Votto's mere presence in lineup benefits Reds

Leg ailment hindering first baseman, but results show unmistakable contribution

SAN DIEGO -- While Joey Votto will probably continue to maintain he is 100 percent if he's in the Reds' lineup, the first baseman's balky left leg is clearly not. Manager Bryan Price has often said Votto is less than 100 percent since he returned from a left quadriceps strain near his knee.

But it's become clear that a Votto at 70-75 percent in the lineup is better than no Votto at all. And provided that he isn't doing his knee or muscle any added or long-term harm, the club is willing to live with whatever offense the leg will let him produce this season.

Votto is batting .263 with zero home runs, seven doubles, 10 RBIs, 14 walks and only a .355 slugging percentage since he was activated from the disabled list on June 10. Those aren't robust numbers by Votto's high standards or the output expected from the team's highest paid player.

That doesn't mean Votto isn't making things happen offensively. He also has a .374 on-base percentage since coming back.

What has that translated into? More overall run production for the Reds and, even more importantly, more Reds wins.

From May 16 -- when Votto left the lineup to get an MRI exam -- until June 9, the Reds averaged 3.13 runs per game while going 11-12.

Here's what transpired in the 22 games since June 10:

• Cincinnati has averaged exactly five runs per game.

• Votto has reached base in 18 of the 20 games he has started.

• Votto has averaged the most pitches seen per plate appearance -- 4.22 -- on the club since his return.

• The team record is 14-8 in its last 22 games with Votto off the DL.

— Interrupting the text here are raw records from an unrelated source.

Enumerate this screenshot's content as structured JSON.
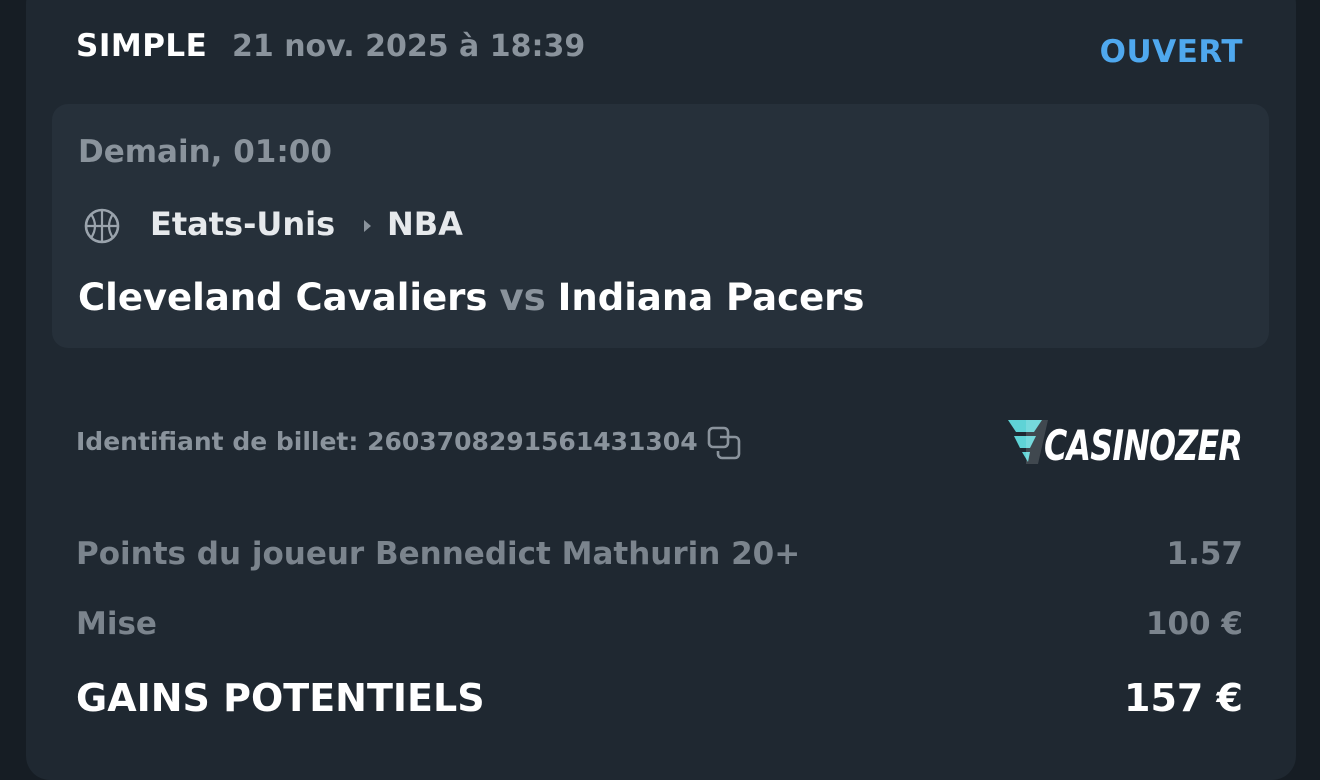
{
  "header": {
    "bet_type": "SIMPLE",
    "placed_at": "21 nov. 2025 à 18:39",
    "status": "OUVERT"
  },
  "event": {
    "start_time": "Demain, 01:00",
    "sport_icon": "basketball-icon",
    "country": "Etats-Unis",
    "league": "NBA",
    "home_team": "Cleveland Cavaliers",
    "vs": "vs",
    "away_team": "Indiana Pacers"
  },
  "ticket": {
    "id_text": "Identifiant de billet: 2603708291561431304",
    "copy_icon": "copy-icon"
  },
  "brand": {
    "name": "CASINOZER"
  },
  "selection": {
    "label": "Points du joueur Bennedict Mathurin 20+",
    "odds": "1.57"
  },
  "stake": {
    "label": "Mise",
    "value": "100 €"
  },
  "payout": {
    "label": "GAINS POTENTIELS",
    "value": "157 €"
  },
  "colors": {
    "background": "#161d24",
    "card": "#1f2831",
    "event_panel": "#26303a",
    "status_accent": "#4fa8ee",
    "muted_text": "#8a939c",
    "logo_accent": "#5fd3d6"
  }
}
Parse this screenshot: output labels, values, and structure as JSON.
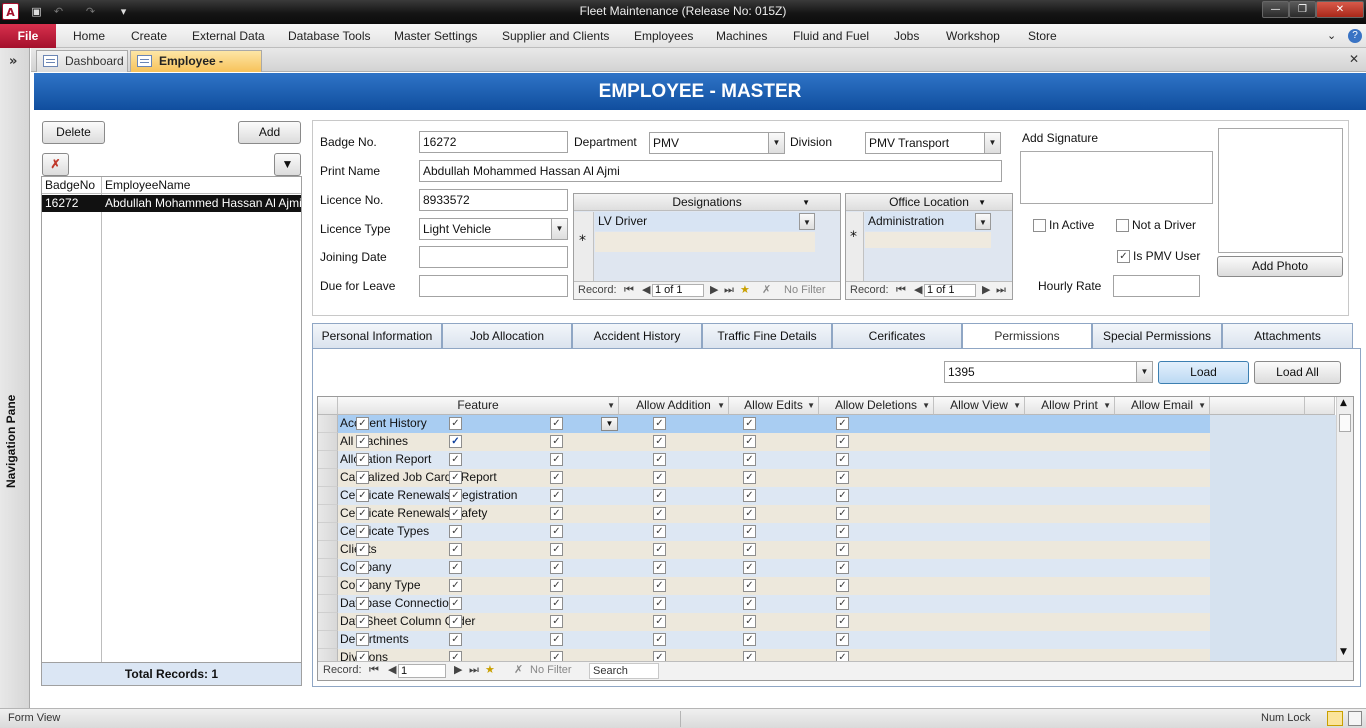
{
  "window": {
    "title": "Fleet Maintenance (Release No: 015Z)"
  },
  "ribbon": {
    "file": "File",
    "tabs": [
      "Home",
      "Create",
      "External Data",
      "Database Tools",
      "Master Settings",
      "Supplier and Clients",
      "Employees",
      "Machines",
      "Fluid and Fuel",
      "Jobs",
      "Workshop",
      "Store"
    ]
  },
  "nav_pane": {
    "label": "Navigation Pane"
  },
  "doc_tabs": [
    {
      "label": "Dashboard"
    },
    {
      "label": "Employee - Master"
    }
  ],
  "form_title": "EMPLOYEE - MASTER",
  "left": {
    "delete": "Delete",
    "add": "Add",
    "col_badge": "BadgeNo",
    "col_name": "EmployeeName",
    "rows": [
      {
        "badge": "16272",
        "name": "Abdullah Mohammed Hassan Al Ajmi"
      }
    ],
    "total": "Total Records: 1"
  },
  "fields": {
    "badge_label": "Badge No.",
    "badge_value": "16272",
    "department_label": "Department",
    "department_value": "PMV",
    "division_label": "Division",
    "division_value": "PMV Transport",
    "print_name_label": "Print Name",
    "print_name_value": "Abdullah Mohammed Hassan Al Ajmi",
    "licence_no_label": "Licence No.",
    "licence_no_value": "8933572",
    "licence_type_label": "Licence Type",
    "licence_type_value": "Light Vehicle",
    "joining_label": "Joining Date",
    "joining_value": "",
    "leave_label": "Due for Leave",
    "leave_value": "",
    "signature_label": "Add Signature",
    "inactive_label": "In Active",
    "inactive_checked": false,
    "notdriver_label": "Not a Driver",
    "notdriver_checked": false,
    "pmvuser_label": "Is PMV User",
    "pmvuser_checked": true,
    "hourly_label": "Hourly Rate",
    "hourly_value": "",
    "add_photo": "Add Photo"
  },
  "designations": {
    "header": "Designations",
    "value": "LV Driver",
    "nav": {
      "record": "Record:",
      "pos": "1 of 1",
      "filter": "No Filter"
    }
  },
  "office": {
    "header": "Office Location",
    "value": "Administration",
    "nav": {
      "record": "Record:",
      "pos": "1 of 1"
    }
  },
  "tabs": [
    "Personal Information",
    "Job Allocation",
    "Accident History",
    "Traffic Fine Details",
    "Cerificates",
    "Permissions",
    "Special Permissions",
    "Attachments"
  ],
  "permissions": {
    "user_value": "1395",
    "load": "Load",
    "load_all": "Load All",
    "columns": [
      "Feature",
      "Allow Addition",
      "Allow Edits",
      "Allow Deletions",
      "Allow View",
      "Allow Print",
      "Allow Email"
    ],
    "rows": [
      {
        "feature": "Accident History",
        "vals": [
          true,
          true,
          true,
          true,
          true,
          true
        ]
      },
      {
        "feature": "All Machines",
        "vals": [
          true,
          true,
          true,
          true,
          true,
          true
        ],
        "highlight_edit": true
      },
      {
        "feature": "Allocation Report",
        "vals": [
          true,
          true,
          true,
          true,
          true,
          true
        ]
      },
      {
        "feature": "Capitalized Job Cards Report",
        "vals": [
          true,
          true,
          true,
          true,
          true,
          true
        ]
      },
      {
        "feature": "Certificate Renewals Registration",
        "vals": [
          true,
          true,
          true,
          true,
          true,
          true
        ]
      },
      {
        "feature": "Certificate Renewals Safety",
        "vals": [
          true,
          true,
          true,
          true,
          true,
          true
        ]
      },
      {
        "feature": "Certificate Types",
        "vals": [
          true,
          true,
          true,
          true,
          true,
          true
        ]
      },
      {
        "feature": "Clients",
        "vals": [
          true,
          true,
          true,
          true,
          true,
          true
        ]
      },
      {
        "feature": "Company",
        "vals": [
          true,
          true,
          true,
          true,
          true,
          true
        ]
      },
      {
        "feature": "Company Type",
        "vals": [
          true,
          true,
          true,
          true,
          true,
          true
        ]
      },
      {
        "feature": "Database Connection",
        "vals": [
          true,
          true,
          true,
          true,
          true,
          true
        ]
      },
      {
        "feature": "DataSheet Column Order",
        "vals": [
          true,
          true,
          true,
          true,
          true,
          true
        ]
      },
      {
        "feature": "Departments",
        "vals": [
          true,
          true,
          true,
          true,
          true,
          true
        ]
      },
      {
        "feature": "Divisions",
        "vals": [
          true,
          true,
          true,
          true,
          true,
          true
        ]
      }
    ],
    "nav": {
      "record": "Record:",
      "pos": "1",
      "filter": "No Filter",
      "search": "Search"
    }
  },
  "status": {
    "left": "Form View",
    "right": "Num Lock"
  }
}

Reds hitting coach Don Long "absolutely" felt the lineup was better with Votto in it, even if it wasn't the Votto-esque level of hitting the team is used to getting. Players such as Todd Frazier, Devin Mesoraco, Jay Bruce and eventually Billy Hamilton get the trickle-down benefit of facing a pitcher who's had to throw more pitches and work with more runners on base and in more run-producing situations.

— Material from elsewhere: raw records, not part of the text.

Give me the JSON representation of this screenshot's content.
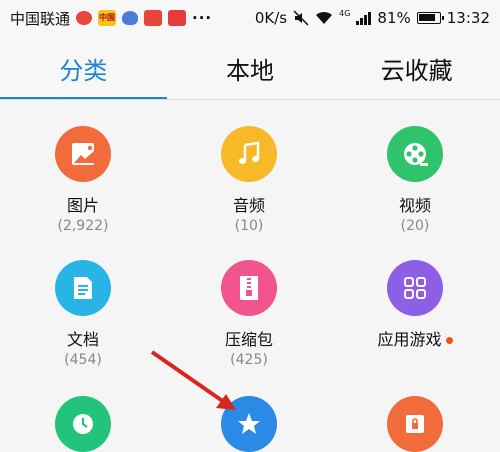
{
  "status_bar": {
    "carrier": "中国联通",
    "speed": "0K/s",
    "network": "4G",
    "battery": "81%",
    "time": "13:32",
    "more": "···"
  },
  "tabs": [
    {
      "label": "分类",
      "active": true
    },
    {
      "label": "本地",
      "active": false
    },
    {
      "label": "云收藏",
      "active": false
    }
  ],
  "categories": [
    {
      "label": "图片",
      "count": "(2,922)",
      "icon": "image-icon",
      "color": "#f26b3a"
    },
    {
      "label": "音频",
      "count": "(10)",
      "icon": "music-icon",
      "color": "#f7b928"
    },
    {
      "label": "视频",
      "count": "(20)",
      "icon": "video-icon",
      "color": "#2fc36b"
    },
    {
      "label": "文档",
      "count": "(454)",
      "icon": "document-icon",
      "color": "#29b4e6"
    },
    {
      "label": "压缩包",
      "count": "(425)",
      "icon": "archive-icon",
      "color": "#f2548d"
    },
    {
      "label": "应用游戏",
      "count": "",
      "icon": "apps-icon",
      "color": "#8d5ee6"
    },
    {
      "label": "",
      "count": "",
      "icon": "clock-icon",
      "color": "#22c47c"
    },
    {
      "label": "",
      "count": "",
      "icon": "star-icon",
      "color": "#2a8ae6"
    },
    {
      "label": "",
      "count": "",
      "icon": "safe-icon",
      "color": "#f26b3a"
    }
  ]
}
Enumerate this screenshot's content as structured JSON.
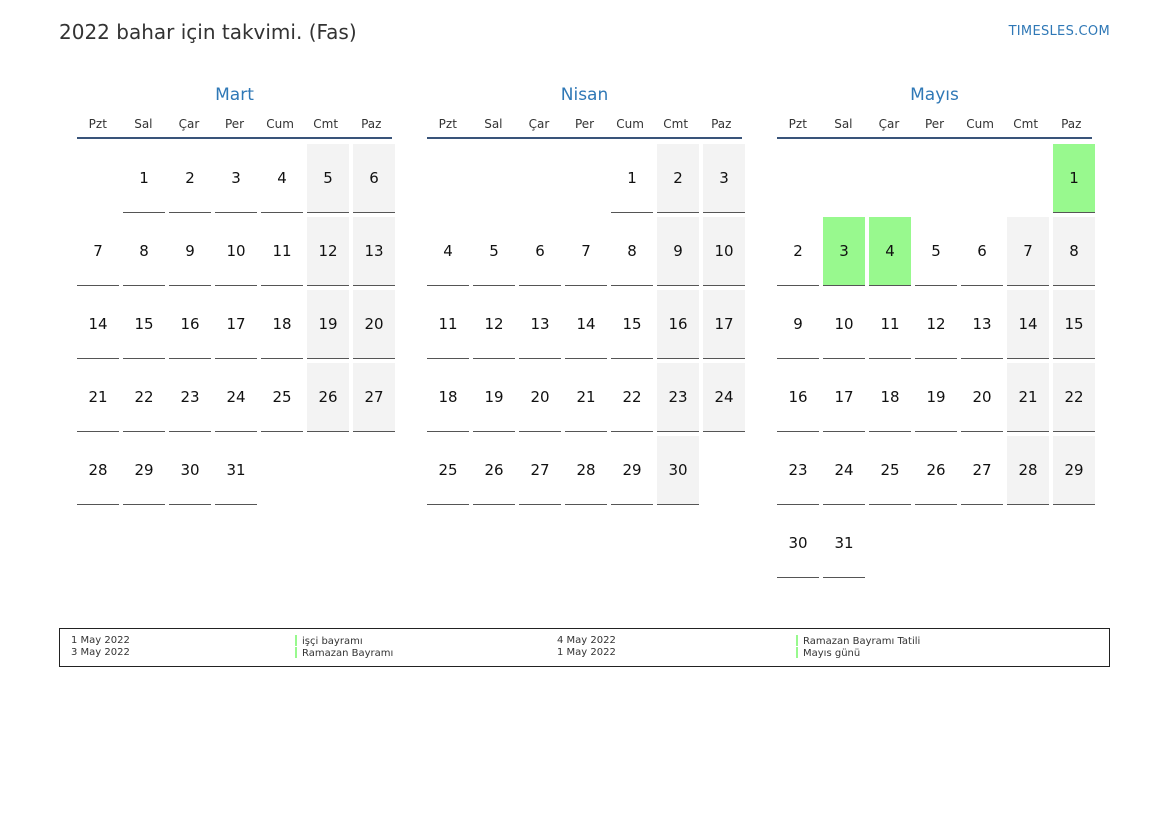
{
  "header": {
    "title": "2022 bahar için takvimi. (Fas)",
    "site": "TIMESLES.COM"
  },
  "weekdays": [
    "Pzt",
    "Sal",
    "Çar",
    "Per",
    "Cum",
    "Cmt",
    "Paz"
  ],
  "colors": {
    "accent": "#2f78b6",
    "weekend": "#f3f3f3",
    "holiday": "#98f98e"
  },
  "months": [
    {
      "name": "Mart",
      "days": [
        "",
        "1",
        "2",
        "3",
        "4",
        "5",
        "6",
        "7",
        "8",
        "9",
        "10",
        "11",
        "12",
        "13",
        "14",
        "15",
        "16",
        "17",
        "18",
        "19",
        "20",
        "21",
        "22",
        "23",
        "24",
        "25",
        "26",
        "27",
        "28",
        "29",
        "30",
        "31"
      ],
      "holidays": []
    },
    {
      "name": "Nisan",
      "days": [
        "",
        "",
        "",
        "",
        "1",
        "2",
        "3",
        "4",
        "5",
        "6",
        "7",
        "8",
        "9",
        "10",
        "11",
        "12",
        "13",
        "14",
        "15",
        "16",
        "17",
        "18",
        "19",
        "20",
        "21",
        "22",
        "23",
        "24",
        "25",
        "26",
        "27",
        "28",
        "29",
        "30"
      ],
      "holidays": []
    },
    {
      "name": "Mayıs",
      "days": [
        "",
        "",
        "",
        "",
        "",
        "",
        "1",
        "2",
        "3",
        "4",
        "5",
        "6",
        "7",
        "8",
        "9",
        "10",
        "11",
        "12",
        "13",
        "14",
        "15",
        "16",
        "17",
        "18",
        "19",
        "20",
        "21",
        "22",
        "23",
        "24",
        "25",
        "26",
        "27",
        "28",
        "29",
        "30",
        "31"
      ],
      "holidays": [
        "1",
        "3",
        "4"
      ]
    }
  ],
  "legend": [
    {
      "date": "1 May 2022",
      "name": "işçi bayramı"
    },
    {
      "date": "3 May 2022",
      "name": "Ramazan Bayramı"
    },
    {
      "date": "4 May 2022",
      "name": "Ramazan Bayramı Tatili"
    },
    {
      "date": "1 May 2022",
      "name": "Mayıs günü"
    }
  ]
}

"All of the offensive clubs have somebody in the lineup that sort of sets the example for what you're after," Long said. "He'll certainly have many at-bats that start off 0-2 or 1-2 and end up with him on base. To have somebody in the lineup setting that example tells guys, 'What does it look like?' I think he's one part of that."

In recent games, Votto has clearly favored his leg more and has had some awkward-looking swings in both San Diego and San Francisco. He could be seen limping at times while running the bases. Price gave him a game off on June 27 vs. the Giants and did not start him on Wednesday vs. the Padres before using him to pinch-hit. He was lifted for a pinch-runner at first base in the ninth inning of Monday's game.

The option of a return to the DL for Votto could likely loom, but it could depend on how much discomfort he can tolerate. Until he says he can't do it anymore, expect him to remain in the No. 3 spot of the Reds' lineup -- but don't expect him to carry the load.

"I just think that we're getting more productivity with the guys behind him, and we're not expecting him to hit the home runs," Price said. "We're just expecting him to be a piece of what we do here. Our good fortune is we don't have to stick Joey in the three or four spot and expect him to do all the damage. He can be a piece of the offense instead of the main part of it. It's kind of our goal moving forward."